Book, Personal

Baseball and me

The brown chair held more dust than an old attic.

At least, that’s how it felt when I curled up in my father’s favorite seat. The cushioned monstrosity had been banished to the corner of the living room, which is a funny name for a room that we didn’t live in. The family room is where we gathered to watch television or read books.

The living room featured a plush green carpet, a gold and yellow couch that probably could’ve been covered in plastic, two orange wing-back chairs and a piano. And that brown chair, big enough to hold the extra-large frame of my 6′-4″ dad, and large enough for me to tuck my entire body.

The room also had an old black-and-white TV and, by some miracle, picked up Channel 11. Our house was near Hartford and getting a New York station half a state away wasn’t a given in the days before cable. But hey, my father had to listen to games on a radio when he was a kid, so this was an upgrade, if not quite a livestream on an iPhone.

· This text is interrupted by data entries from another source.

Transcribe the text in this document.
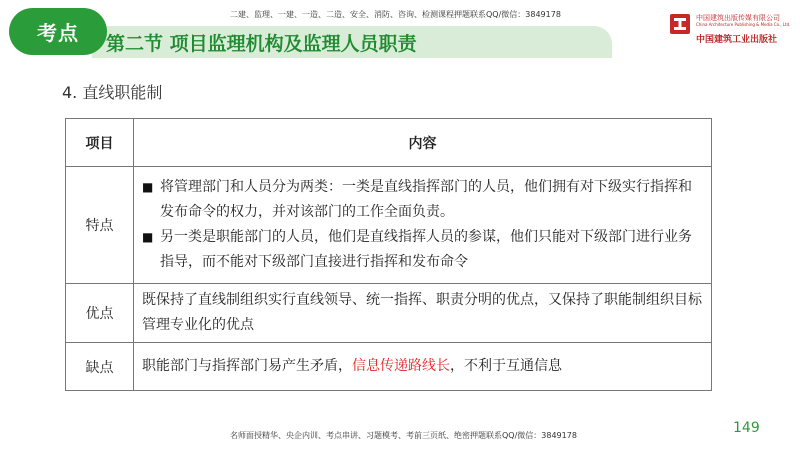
考点 第二节 项目监理机构及监理人员职责
二建、监理、一建、一造、二造、安全、消防、咨询、检测课程押题联系QQ/微信：3849178	中国建筑出版传媒有限公司
China Architecture Publishing & Media Co., Ltd.
中国建筑工业出版社
4. 直线职能制
项目	内容
特点	■ 将管理部门和人员分为两类：一类是直线指挥部门的人员，他们拥有对下级实行指挥和发布命令的权力，并对该部门的工作全面负责。
■ 另一类是职能部门的人员，他们是直线指挥人员的参谋，他们只能对下级部门进行业务指导，而不能对下级部门直接进行指挥和发布命令

优点	既保持了直线制组织实行直线领导、统一指挥、职责分明的优点，又保持了职能制组织目标管理专业化的优点

缺点	职能部门与指挥部门易产生矛盾，信息传递路线长，不利于互通信息
名师面授精华、央企内训、考点串讲、习题模考、考前三页纸、绝密押题联系QQ/微信：3849178	149
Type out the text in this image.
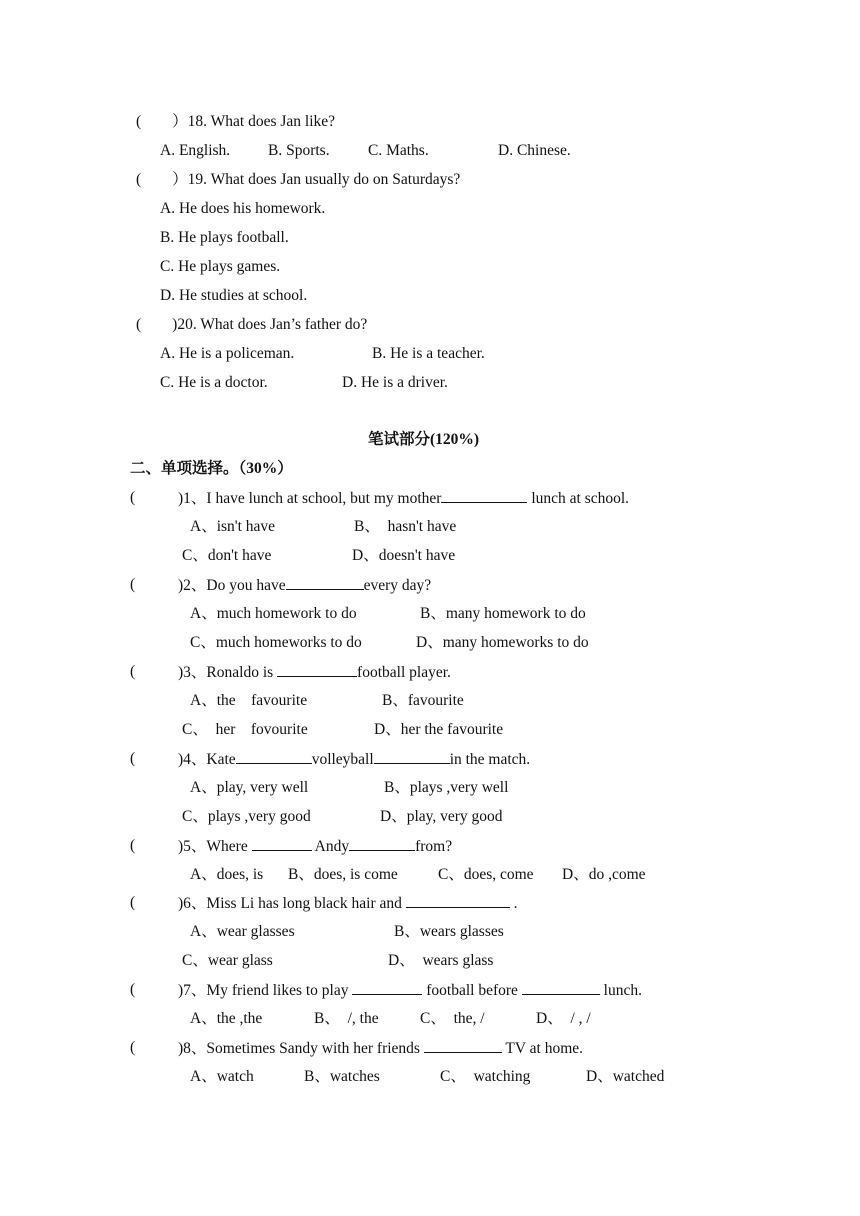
(        ）18. What does Jan like?
A. English. B. Sports. C. Maths.	D. Chinese.
(        ）19. What does Jan usually do on Saturdays?
A. He does his homework.
B. He plays football.
C. He plays games.
D. He studies at school.
(        )20. What does Jan’s father do?
A. He is a policeman.	B. He is a teacher.
C. He is a doctor.	D. He is a driver.
笔试部分(120%)
二、单项选择。（30%）
(	)1、I have lunch at school, but my mother	lunch at school.
A、isn't have	B、  hasn't have
C、don't have	D、doesn't have
(	)2、Do you have	every day?
A、much homework to do	B、many homework to do
C、much homeworks to do	D、many homeworks to do
(	)3、Ronaldo is	football player.
A、the    favourite	B、favourite
C、  her    fovourite	D、her the favourite
(	)4、Kate	volleyball	in the match.
A、play, very well	B、plays ,very well
C、plays ,very good	D、play, very good
(	)5、Where	Andy	from?
A、does, is B、does, is come	C、does, come D、do ,come
(	)6、Miss Li has long black hair and	.
A、wear glasses	B、wears glasses
C、wear glass	D、  wears glass
(	)7、My friend likes to play	football before	lunch.
A、the ,the	B、  /, the	C、  the, /	D、  / , /
(	)8、Sometimes Sandy with her friends	TV at home.
A、watch	B、watches	C、  watching	D、watched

WPIX meant I could watch New York Yankees games all summer long while my parents lived in the family room, watching whatever boring thing parents watched.

I’d sit in that chair, resting a pad of paper on my lap, and write down what each player did. When he came up the next inning, I could say, “He struck out last time, let’s see what he does this time.”  I had no idea back then that people actually got paid for keeping a scorecard, or that there was an official way to do it.

None of that mattered to me. I was too busy falling in the love with the magic of the games, never knowing which player would be the hero – or the goat (and not the G.O.A.T, because Greatest of All Time was an acronym not even thought of yet).

I fell in love with the stories that unfolded in front of me. I fell in love with baseball.

Years later, that passion led me to become a teller of those stories, covering Major League Baseball as a journalist.

And now, I’m bringing that passion to you. Except this time, my story is completely fictional.

The hero of THE WHOLE MAN, Jesse “JB” Walsh, is a former professional baseball player. I figured all the time I spent talking to those guys gave me a good idea of what makes them tick. Writing athletes is fun, though from a completely different perspective than I did when I covered them as a beat reporter.

JB is not based on a particular player. He loves the game, and baseball is part of who he is. I hope you enjoy reading his story as much as I enjoyed writing him.

Maybe you’ll even snuggle up in your favorite chair and fall in love, too.